Goldman Sachs With A Reality Check On AI: Fears Of Disruption Will Hang Over Growth Stocks For Years

(Yahoo! Finance) - The spread of artificial intelligence may make finding a great growth stock challenging in the near future.

"We expect investor uncertainty around AI disruption and long-term growth estimates will persist for quarters if not years, requiring investors to be selective within the universe of secular growth stocks," Goldman Sachs strategist Ben Snider warned in a new note.

"For secular growth stocks facing AI disruption risk, resolving this uncertainty will likely require evidence that AI is not displacing existing business models."

Growth stocks have been hit from all sides this year, from AI disruption fears to high AI spending to higher-for-longer interest rates amid the US conflict with Iran.

The "Magnificent Seven" stocks sport valuations near fresh lows relative to the S&P 500 (^GSPC), JPMorgan strategist Mislav Matejka pointed out in a note last week.

"Mag 7 relative [to S&P 500] is not acting as a safe haven," Matejka said.

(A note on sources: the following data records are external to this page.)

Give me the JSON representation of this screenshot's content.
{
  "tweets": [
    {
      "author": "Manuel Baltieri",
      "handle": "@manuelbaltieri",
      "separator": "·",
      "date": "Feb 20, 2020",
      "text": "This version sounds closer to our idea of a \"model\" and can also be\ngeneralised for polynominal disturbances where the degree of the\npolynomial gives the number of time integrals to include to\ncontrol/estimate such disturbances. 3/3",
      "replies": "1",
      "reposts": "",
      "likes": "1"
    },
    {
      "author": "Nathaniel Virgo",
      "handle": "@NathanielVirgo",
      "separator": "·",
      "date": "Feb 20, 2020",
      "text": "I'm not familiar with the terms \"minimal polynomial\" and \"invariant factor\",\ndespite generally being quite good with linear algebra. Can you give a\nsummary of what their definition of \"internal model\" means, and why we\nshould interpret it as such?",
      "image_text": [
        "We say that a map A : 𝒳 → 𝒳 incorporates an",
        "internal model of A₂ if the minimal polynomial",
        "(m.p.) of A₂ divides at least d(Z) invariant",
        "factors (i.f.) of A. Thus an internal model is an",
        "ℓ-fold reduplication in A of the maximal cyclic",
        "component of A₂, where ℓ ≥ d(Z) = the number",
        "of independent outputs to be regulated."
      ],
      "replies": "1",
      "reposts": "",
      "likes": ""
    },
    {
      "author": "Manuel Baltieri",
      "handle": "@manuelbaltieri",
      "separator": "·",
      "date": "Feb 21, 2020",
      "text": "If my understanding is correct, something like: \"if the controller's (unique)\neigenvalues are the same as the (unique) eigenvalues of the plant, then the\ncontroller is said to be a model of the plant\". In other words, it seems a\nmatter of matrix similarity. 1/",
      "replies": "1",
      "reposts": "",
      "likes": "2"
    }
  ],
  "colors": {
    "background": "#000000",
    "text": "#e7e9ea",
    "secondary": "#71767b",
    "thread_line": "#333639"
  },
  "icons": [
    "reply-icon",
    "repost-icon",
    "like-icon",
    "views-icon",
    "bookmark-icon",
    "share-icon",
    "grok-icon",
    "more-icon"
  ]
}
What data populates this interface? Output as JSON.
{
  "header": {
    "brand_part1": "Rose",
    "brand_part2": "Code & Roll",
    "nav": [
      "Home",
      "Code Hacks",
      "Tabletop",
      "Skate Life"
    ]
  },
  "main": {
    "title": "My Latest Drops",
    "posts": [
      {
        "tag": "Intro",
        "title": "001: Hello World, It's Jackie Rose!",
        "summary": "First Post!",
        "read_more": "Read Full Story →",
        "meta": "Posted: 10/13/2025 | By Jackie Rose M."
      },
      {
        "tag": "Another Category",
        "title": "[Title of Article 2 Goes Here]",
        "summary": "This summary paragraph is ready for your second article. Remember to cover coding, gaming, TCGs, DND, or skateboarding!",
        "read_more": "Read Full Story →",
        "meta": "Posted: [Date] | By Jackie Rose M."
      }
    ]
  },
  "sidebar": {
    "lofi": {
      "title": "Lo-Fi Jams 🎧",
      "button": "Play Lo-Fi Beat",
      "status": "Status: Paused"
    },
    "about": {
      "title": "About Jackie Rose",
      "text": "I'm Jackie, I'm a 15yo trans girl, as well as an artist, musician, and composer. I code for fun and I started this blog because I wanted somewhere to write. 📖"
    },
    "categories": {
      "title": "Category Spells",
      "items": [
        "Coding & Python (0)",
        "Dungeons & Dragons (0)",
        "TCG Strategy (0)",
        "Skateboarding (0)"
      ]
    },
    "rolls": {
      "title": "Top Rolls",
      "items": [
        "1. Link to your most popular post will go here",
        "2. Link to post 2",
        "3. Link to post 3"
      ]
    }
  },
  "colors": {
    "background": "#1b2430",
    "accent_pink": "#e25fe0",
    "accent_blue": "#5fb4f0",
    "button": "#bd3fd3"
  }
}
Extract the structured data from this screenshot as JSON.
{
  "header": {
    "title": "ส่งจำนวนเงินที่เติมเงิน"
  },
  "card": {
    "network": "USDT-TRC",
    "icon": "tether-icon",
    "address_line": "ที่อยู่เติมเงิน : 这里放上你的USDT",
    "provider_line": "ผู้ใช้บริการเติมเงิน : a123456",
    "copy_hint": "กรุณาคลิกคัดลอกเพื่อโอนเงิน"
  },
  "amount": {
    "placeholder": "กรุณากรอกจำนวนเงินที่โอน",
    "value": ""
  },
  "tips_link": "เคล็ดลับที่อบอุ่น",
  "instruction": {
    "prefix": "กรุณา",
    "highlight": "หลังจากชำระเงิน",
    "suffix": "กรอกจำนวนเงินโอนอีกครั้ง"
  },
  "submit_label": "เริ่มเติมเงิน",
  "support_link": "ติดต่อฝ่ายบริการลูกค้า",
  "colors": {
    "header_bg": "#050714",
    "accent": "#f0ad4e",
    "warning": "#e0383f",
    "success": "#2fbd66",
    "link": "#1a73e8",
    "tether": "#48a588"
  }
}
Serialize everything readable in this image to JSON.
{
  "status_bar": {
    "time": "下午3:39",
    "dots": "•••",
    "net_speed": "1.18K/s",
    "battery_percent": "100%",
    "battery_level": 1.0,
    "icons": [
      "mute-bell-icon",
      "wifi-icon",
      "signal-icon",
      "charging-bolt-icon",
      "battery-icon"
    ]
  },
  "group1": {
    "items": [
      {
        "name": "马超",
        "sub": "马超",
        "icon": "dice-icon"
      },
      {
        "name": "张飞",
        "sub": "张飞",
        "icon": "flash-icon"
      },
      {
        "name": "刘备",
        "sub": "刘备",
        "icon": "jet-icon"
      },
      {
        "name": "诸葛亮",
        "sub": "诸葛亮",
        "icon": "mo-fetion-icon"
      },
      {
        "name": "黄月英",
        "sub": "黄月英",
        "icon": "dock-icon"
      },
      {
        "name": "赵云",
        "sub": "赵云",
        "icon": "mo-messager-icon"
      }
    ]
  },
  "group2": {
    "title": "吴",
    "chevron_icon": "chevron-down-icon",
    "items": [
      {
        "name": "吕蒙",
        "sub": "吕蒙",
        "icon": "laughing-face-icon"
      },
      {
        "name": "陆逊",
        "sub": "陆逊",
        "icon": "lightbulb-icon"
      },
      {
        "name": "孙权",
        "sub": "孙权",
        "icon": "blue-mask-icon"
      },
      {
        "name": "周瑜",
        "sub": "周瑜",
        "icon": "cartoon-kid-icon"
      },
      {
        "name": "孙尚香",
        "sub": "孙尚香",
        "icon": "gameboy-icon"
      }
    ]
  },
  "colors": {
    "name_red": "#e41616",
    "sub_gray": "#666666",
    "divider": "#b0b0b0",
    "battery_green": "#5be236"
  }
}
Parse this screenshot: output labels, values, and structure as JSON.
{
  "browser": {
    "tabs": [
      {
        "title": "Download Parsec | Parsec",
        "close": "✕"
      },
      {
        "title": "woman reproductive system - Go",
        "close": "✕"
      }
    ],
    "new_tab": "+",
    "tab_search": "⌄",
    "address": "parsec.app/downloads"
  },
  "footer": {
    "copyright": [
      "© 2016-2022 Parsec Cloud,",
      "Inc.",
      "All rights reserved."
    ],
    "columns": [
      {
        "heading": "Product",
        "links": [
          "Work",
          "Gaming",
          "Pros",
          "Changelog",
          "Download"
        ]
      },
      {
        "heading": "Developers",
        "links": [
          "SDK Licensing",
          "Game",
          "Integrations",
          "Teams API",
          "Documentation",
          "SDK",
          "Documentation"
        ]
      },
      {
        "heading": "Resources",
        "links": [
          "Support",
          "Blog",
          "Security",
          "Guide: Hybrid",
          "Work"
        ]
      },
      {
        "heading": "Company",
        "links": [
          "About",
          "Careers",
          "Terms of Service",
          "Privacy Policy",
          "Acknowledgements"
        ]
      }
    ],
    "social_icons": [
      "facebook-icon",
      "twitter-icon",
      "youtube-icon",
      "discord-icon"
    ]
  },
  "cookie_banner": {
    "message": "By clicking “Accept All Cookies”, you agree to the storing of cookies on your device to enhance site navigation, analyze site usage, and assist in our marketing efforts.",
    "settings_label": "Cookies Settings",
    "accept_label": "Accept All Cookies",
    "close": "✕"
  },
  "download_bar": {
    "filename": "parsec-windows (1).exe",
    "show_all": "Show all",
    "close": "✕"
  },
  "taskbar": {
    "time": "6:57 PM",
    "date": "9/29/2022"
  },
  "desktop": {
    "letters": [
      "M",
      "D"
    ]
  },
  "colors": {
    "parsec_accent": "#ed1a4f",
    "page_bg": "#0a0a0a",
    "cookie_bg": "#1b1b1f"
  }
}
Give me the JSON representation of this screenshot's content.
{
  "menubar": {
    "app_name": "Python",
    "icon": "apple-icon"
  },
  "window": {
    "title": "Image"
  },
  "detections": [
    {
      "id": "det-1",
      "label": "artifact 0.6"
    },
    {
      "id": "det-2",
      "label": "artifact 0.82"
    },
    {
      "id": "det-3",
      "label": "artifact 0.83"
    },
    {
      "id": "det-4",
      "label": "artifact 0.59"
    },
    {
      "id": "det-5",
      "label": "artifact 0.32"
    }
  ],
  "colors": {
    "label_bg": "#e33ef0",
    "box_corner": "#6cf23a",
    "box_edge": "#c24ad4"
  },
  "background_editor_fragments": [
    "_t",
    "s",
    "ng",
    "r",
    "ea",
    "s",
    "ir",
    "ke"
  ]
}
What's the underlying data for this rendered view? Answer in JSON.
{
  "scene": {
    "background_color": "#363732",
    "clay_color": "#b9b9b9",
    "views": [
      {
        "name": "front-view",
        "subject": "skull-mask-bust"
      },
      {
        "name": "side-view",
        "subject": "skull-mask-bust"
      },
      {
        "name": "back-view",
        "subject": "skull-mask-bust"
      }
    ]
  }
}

The Magnificent Seven is a group of seven cash-rich, large-cap technology stocks that have collectively dominated the US stock market and driven the majority of the S&P 500's gains since 2023. It includes Nvidia (NVDA), Amazon (AMZN), Tesla (TSLA), Microsoft (MSFT), Google (GOOG), Apple (AAPL), and Meta (META).

The only two Magnificent Seven stocks up this year are Amazon and Google, each sporting marginal gains. Tesla has been the worst-performer with a 23% plunge.

Goldman's Snider said Meta, Amazon, and Google could regain their growth stock stride given their leadership positions in tech, yielding strong results this year and next.

Meanwhile, software stocks have been obliterated as the "SaaSpocalypse" rolls on.

This market event has erased about $2 trillion in market capitalization from software stocks this year. Investors are realizing that generative AI — specifically "agentic" AI — is no longer just an add-on but a potential replacement for traditional software.

The crisis has fundamentally broken the "per-seat" subscription model. If an AI agent can do the work of five people, a company only needs one software license instead of five, leading to a "seat compression" that has decimated recurring revenue projections.

ServiceNow (NOW) shares have crashed 48% this year, Salesforce (CRM) is down by 36%, and DocuSign (DOCU) has shed 42%.

"Put simply, we see risk that concerns around software application architecture, business model durability and terminal value intensify in the months ahead," Citi analyst Tyler Radke wrote in a new note. "Privately held AI companies are on track to add $100 billion plus of net-new revenue in the years ahead, materially eclipsing the $50 billion of traditional application software."